The subjects and objects of relief
how local aid workers articulate and remake what it means to be humanitarian
“Allah will help the one who gives. If I have even one Birr [Ethiopian currency], I try to give it to him, the man in need. Most people do this. It is our culture. We share what we have. That is who we are. We are the same people, all of us, the same blood. And when you do this, the people will know. People would see if I was doing this work at [the relief NGO] professionally and not living it. What you are doing and saying in the community, it has to be what you are. If I am not practicing, they will know. … You should not go to a hotel, but you should sleep there with them, and then they will know you are serious.’ Mussa, a Somali man from Ethiopia who works for a European relief organization.

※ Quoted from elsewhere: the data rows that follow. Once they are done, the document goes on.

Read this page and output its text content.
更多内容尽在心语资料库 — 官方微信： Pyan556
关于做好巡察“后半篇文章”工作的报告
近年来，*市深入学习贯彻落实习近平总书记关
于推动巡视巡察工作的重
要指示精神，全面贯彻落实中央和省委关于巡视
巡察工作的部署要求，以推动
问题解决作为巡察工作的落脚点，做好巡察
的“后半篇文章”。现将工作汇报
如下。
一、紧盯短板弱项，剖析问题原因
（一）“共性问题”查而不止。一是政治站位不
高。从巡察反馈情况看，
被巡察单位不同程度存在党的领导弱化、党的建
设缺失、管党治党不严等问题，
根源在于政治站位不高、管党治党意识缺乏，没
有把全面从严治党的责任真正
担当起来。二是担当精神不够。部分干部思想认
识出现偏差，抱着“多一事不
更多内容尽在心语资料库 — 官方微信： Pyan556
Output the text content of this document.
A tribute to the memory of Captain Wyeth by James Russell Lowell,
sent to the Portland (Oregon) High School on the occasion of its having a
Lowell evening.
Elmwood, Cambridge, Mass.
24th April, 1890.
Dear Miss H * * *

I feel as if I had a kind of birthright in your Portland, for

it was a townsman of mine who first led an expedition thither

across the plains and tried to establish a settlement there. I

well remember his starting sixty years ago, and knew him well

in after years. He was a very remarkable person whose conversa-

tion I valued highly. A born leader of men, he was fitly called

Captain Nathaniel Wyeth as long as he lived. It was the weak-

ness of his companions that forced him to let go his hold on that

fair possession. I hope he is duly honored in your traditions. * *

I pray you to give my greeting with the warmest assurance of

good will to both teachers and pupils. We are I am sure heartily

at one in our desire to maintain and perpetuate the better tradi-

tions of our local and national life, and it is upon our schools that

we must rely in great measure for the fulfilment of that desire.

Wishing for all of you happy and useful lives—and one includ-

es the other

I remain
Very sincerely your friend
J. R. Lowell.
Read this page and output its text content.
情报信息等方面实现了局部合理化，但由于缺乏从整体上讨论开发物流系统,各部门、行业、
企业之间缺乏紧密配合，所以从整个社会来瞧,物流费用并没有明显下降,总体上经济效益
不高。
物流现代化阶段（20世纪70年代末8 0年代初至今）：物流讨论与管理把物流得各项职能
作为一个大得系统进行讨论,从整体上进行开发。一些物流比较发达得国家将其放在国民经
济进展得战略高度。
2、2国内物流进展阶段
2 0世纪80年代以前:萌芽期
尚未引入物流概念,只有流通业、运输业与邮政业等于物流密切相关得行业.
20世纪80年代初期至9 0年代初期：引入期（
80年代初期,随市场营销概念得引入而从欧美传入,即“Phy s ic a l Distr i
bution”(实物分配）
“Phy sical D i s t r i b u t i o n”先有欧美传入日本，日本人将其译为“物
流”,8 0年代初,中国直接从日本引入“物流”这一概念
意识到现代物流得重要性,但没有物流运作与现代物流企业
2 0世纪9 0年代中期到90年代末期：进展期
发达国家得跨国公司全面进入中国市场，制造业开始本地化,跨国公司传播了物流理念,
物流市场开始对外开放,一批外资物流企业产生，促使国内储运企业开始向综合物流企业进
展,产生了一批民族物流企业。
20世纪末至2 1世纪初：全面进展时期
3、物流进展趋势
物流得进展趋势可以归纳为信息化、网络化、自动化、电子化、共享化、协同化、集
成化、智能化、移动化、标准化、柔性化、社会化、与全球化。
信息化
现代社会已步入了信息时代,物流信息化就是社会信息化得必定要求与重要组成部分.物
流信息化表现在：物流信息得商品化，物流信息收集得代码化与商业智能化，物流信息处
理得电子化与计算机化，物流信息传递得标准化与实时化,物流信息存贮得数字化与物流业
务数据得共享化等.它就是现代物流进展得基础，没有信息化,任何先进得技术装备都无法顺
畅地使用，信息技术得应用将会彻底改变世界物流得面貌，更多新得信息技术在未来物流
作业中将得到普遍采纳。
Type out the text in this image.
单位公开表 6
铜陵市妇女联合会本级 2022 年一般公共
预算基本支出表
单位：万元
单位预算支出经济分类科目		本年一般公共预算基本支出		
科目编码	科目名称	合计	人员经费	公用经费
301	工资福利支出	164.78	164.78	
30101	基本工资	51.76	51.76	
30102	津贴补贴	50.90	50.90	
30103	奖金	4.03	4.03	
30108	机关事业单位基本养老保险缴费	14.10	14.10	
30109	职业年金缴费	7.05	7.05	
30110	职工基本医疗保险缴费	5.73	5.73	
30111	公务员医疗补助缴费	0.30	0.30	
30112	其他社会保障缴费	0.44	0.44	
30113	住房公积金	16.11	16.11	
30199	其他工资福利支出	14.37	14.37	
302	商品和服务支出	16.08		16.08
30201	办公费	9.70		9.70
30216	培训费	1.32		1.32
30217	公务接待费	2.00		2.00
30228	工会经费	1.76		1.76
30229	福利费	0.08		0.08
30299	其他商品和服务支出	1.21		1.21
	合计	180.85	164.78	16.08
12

This essay introduces one part of my larger ethnographic project to investigate “humanitarianism” as it is enacted by local aid workers like Mussa in the Somali Region of Ethiopia. In this, I address the following questions: Who is a “humanitarian” — and therefore whose work is deemed vital and benevolent in emergencies? What counts as a “humanitarian” intervention, for aid workers as well as people in communities where crises recur? And finally, how do various forms of humanitarianism evident in the Somali Region differ from and also shape the legally recognized international humanitarian system, governed mostly be international law, wealthy donor governments, and multinational organizations?